Iron Maiden's Bruce Dickinson: 'The Music Industry Exploited Its Customers' - Blabbermouth.net | Criminology and Economic Theory | Scoop.it
Earlier this year, Dickinson told Comebackstage that "Napster destroyed the concept of music having any value, which is terrible. I think the guy [who started Napster] should be locked up, and maybe he has been — he deserves to be," he said. "It was an act of pure selfish destruction. And what he did was he used the enthusiasm of the audience… Because the audience is not guilty — they could get all this great music for free. Why wouldn't they do that? They didn't realize that what they were doing was destroying an entire culture… And it's hard to see where a whole generation of musicians is gonna come from now. People who are brilliant musicians don't get paid for doing amazing jobs."

Bruce said in a 2015 interview that streaming services like Spotify and Apple Music benefit established artists more than they do the aspiring ones who have yet to break through.
Rob Duke's insight:

A great example of a complex business that has given rise to accusations of White Collar Crime.

When I was a kid, we recorded directly from the radio, but only if: 1. we were unable to afford the music; 2. only until we were sure the album was worth the money.

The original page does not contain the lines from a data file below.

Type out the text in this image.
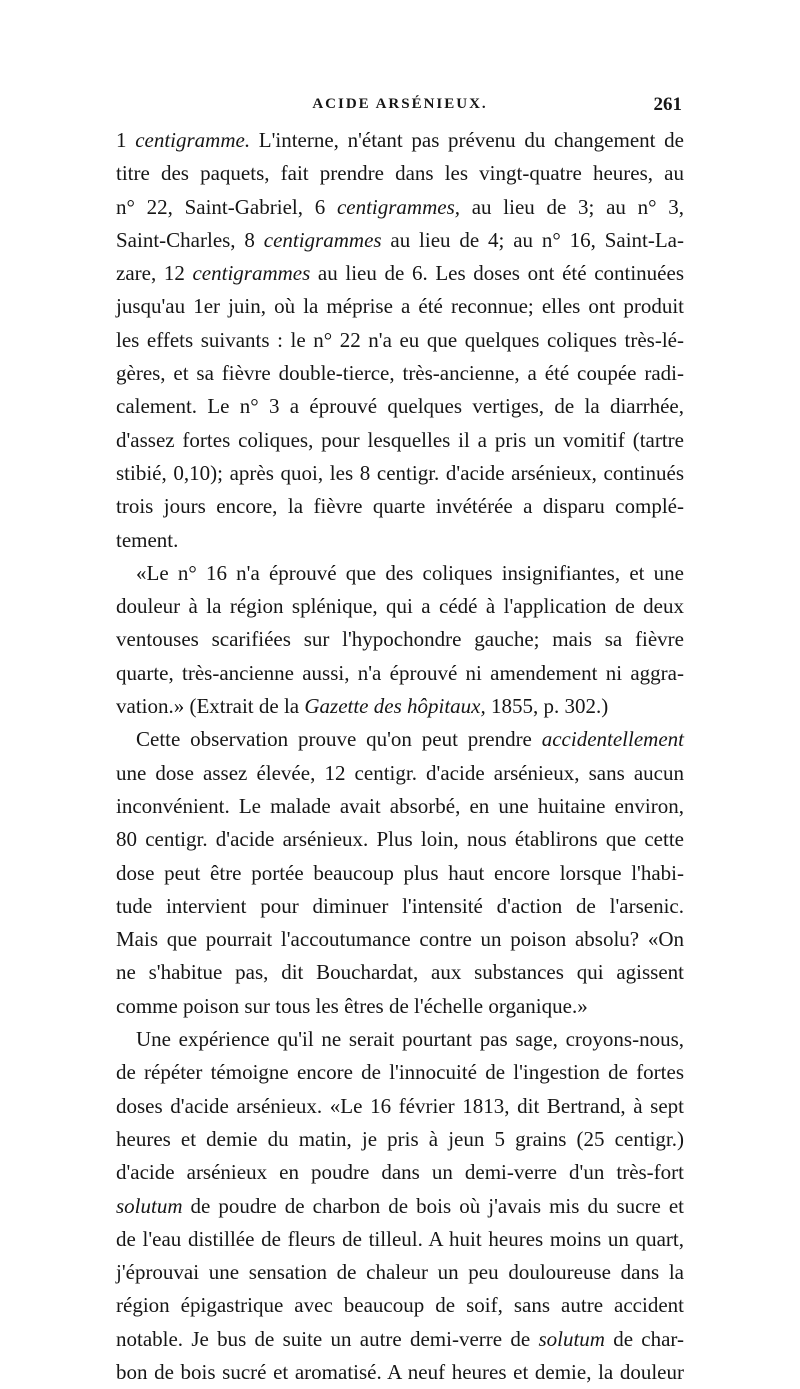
ACIDE ARSÉNIEUX.	261
1 centigramme. L'interne, n'étant pas prévenu du changement de
titre des paquets, fait prendre dans les vingt-quatre heures, au
n° 22, Saint-Gabriel, 6 centigrammes, au lieu de 3; au n° 3,
Saint-Charles, 8 centigrammes au lieu de 4; au n° 16, Saint-La-
zare, 12 centigrammes au lieu de 6. Les doses ont été continuées
jusqu'au 1er juin, où la méprise a été reconnue; elles ont produit
les effets suivants : le n° 22 n'a eu que quelques coliques très-lé-
gères, et sa fièvre double-tierce, très-ancienne, a été coupée radi-
calement. Le n° 3 a éprouvé quelques vertiges, de la diarrhée,
d'assez fortes coliques, pour lesquelles il a pris un vomitif (tartre
stibié, 0,10); après quoi, les 8 centigr. d'acide arsénieux, continués
trois jours encore, la fièvre quarte invétérée a disparu complé-
tement.
«Le n° 16 n'a éprouvé que des coliques insignifiantes, et une
douleur à la région splénique, qui a cédé à l'application de deux
ventouses scarifiées sur l'hypochondre gauche; mais sa fièvre
quarte, très-ancienne aussi, n'a éprouvé ni amendement ni aggra-
vation.» (Extrait de la Gazette des hôpitaux, 1855, p. 302.)
Cette observation prouve qu'on peut prendre accidentellement
une dose assez élevée, 12 centigr. d'acide arsénieux, sans aucun
inconvénient. Le malade avait absorbé, en une huitaine environ,
80 centigr. d'acide arsénieux. Plus loin, nous établirons que cette
dose peut être portée beaucoup plus haut encore lorsque l'habi-
tude intervient pour diminuer l'intensité d'action de l'arsenic.
Mais que pourrait l'accoutumance contre un poison absolu? «On
ne s'habitue pas, dit Bouchardat, aux substances qui agissent
comme poison sur tous les êtres de l'échelle organique.»
Une expérience qu'il ne serait pourtant pas sage, croyons-nous,
de répéter témoigne encore de l'innocuité de l'ingestion de fortes
doses d'acide arsénieux. «Le 16 février 1813, dit Bertrand, à sept
heures et demie du matin, je pris à jeun 5 grains (25 centigr.)
d'acide arsénieux en poudre dans un demi-verre d'un très-fort
solutum de poudre de charbon de bois où j'avais mis du sucre et
de l'eau distillée de fleurs de tilleul. A huit heures moins un quart,
j'éprouvai une sensation de chaleur un peu douloureuse dans la
région épigastrique avec beaucoup de soif, sans autre accident
notable. Je bus de suite un autre demi-verre de solutum de char-
bon de bois sucré et aromatisé. A neuf heures et demie, la douleur
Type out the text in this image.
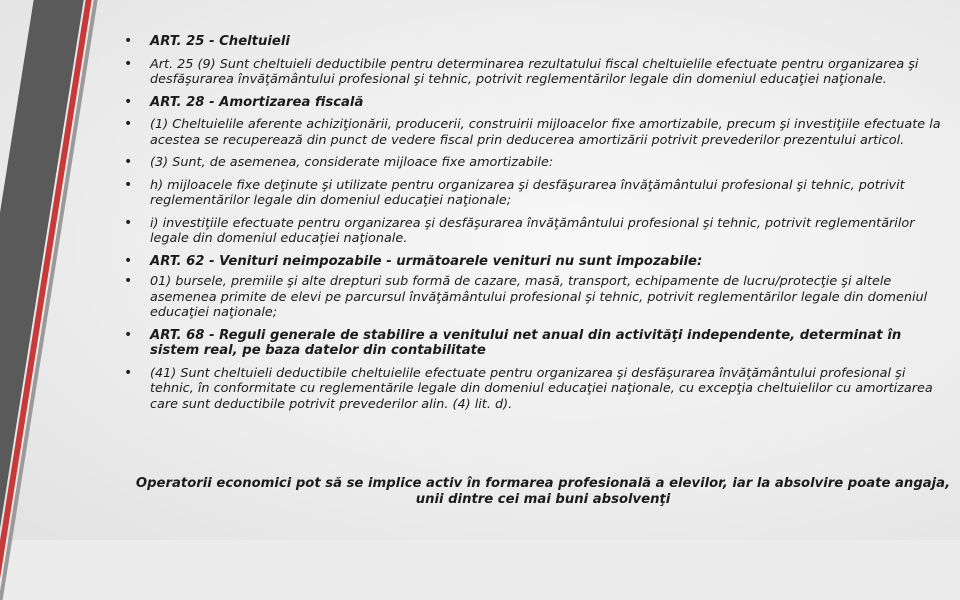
• ART. 25 - Cheltuieli
• Art. 25 (9) Sunt cheltuieli deductibile pentru determinarea rezultatului fiscal cheltuielile efectuate pentru organizarea şi desfăşurarea învăţământului profesional şi tehnic, potrivit reglementărilor legale din domeniul educaţiei naţionale.
• ART. 28 - Amortizarea fiscală
• (1) Cheltuielile aferente achiziţionării, producerii, construirii mijloacelor fixe amortizabile, precum şi investiţiile efectuate la acestea se recuperează din punct de vedere fiscal prin deducerea amortizării potrivit prevederilor prezentului articol.
• (3) Sunt, de asemenea, considerate mijloace fixe amortizabile:
• h) mijloacele fixe deţinute şi utilizate pentru organizarea şi desfăşurarea învăţământului profesional şi tehnic, potrivit reglementărilor legale din domeniul educaţiei naţionale;
• i) investiţiile efectuate pentru organizarea şi desfăşurarea învăţământului profesional şi tehnic, potrivit reglementărilor legale din domeniul educaţiei naţionale.
• ART. 62 - Venituri neimpozabile - următoarele venituri nu sunt impozabile:
• 01) bursele, premiile şi alte drepturi sub formă de cazare, masă, transport, echipamente de lucru/protecţie şi altele asemenea primite de elevi pe parcursul învăţământului profesional şi tehnic, potrivit reglementărilor legale din domeniul educaţiei naţionale;
• ART. 68 - Reguli generale de stabilire a venitului net anual din activităţi independente, determinat în sistem real, pe baza datelor din contabilitate
• (41) Sunt cheltuieli deductibile cheltuielile efectuate pentru organizarea şi desfăşurarea învăţământului profesional şi tehnic, în conformitate cu reglementările legale din domeniul educaţiei naţionale, cu excepţia cheltuielilor cu amortizarea care sunt deductibile potrivit prevederilor alin. (4) lit. d).
Operatorii economici pot să se implice activ în formarea profesională a elevilor, iar la absolvire poate angaja, unii dintre cei mai buni absolvenţi
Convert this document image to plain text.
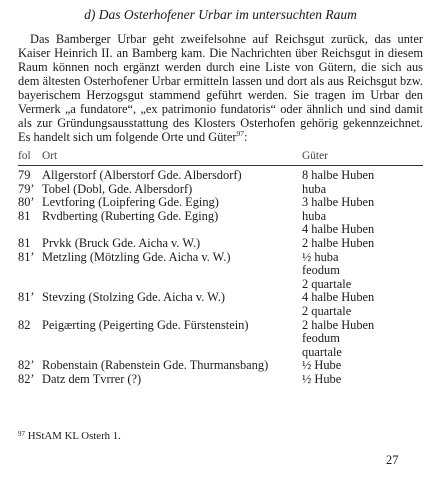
d) Das Osterhofener Urbar im untersuchten Raum

Das Bamberger Urbar geht zweifelsohne auf Reichsgut zurück, das unter Kaiser Heinrich II. an Bamberg kam. Die Nachrichten über Reichsgut in diesem Raum können noch ergänzt werden durch eine Liste von Gütern, die sich aus dem ältesten Osterhofener Urbar ermitteln lassen und dort als aus Reichsgut bzw. bayerischem Herzogsgut stammend geführt werden. Sie tragen im Urbar den Vermerk „a fundatore“, „ex patrimonio fundatoris“ oder ähnlich und sind damit als zur Gründungsausstattung des Klosters Osterhofen gehörig gekennzeichnet. Es handelt sich um folgende Orte und Güter$^{97}$:

fol Ort	Güter
79 Allgerstorf (Alberstorf Gde. Albersdorf)	8 halbe Huben
79’ Tobel (Dobl, Gde. Albersdorf)	huba
80’ Levtforing (Loipfering Gde. Eging)	3 halbe Huben
81 Rvdberting (Ruberting Gde. Eging)	huba
4 halbe Huben
81 Prvkk (Bruck Gde. Aicha v. W.)	2 halbe Huben
81’ Metzling (Mötzling Gde. Aicha v. W.)	½ huba
feodum
2 quartale
81’ Stevzing (Stolzing Gde. Aicha v. W.)	4 halbe Huben
2 quartale
82 Peigærting (Peigerting Gde. Fürstenstein)	2 halbe Huben
feodum
quartale
82’ Robenstain (Rabenstein Gde. Thurmansbang)	½ Hube
82’ Datz dem Tvrrer (?)	½ Hube
$^{97}$ HStAM KL Osterh 1.
27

The key here was that we got the hit for free, but were enticed to pay for the album when there were several hits or the album had good word of mouth (usually from DJ's on the radio--which really no longer exist in the age of computerized robo-dj's).

It's difficult for me to wrap my mind around, Dickinson's accusation that Napster killed the music industry.  I think there's a bunch of different factors working together.  How about you?  Would you send the Napster execs to jail?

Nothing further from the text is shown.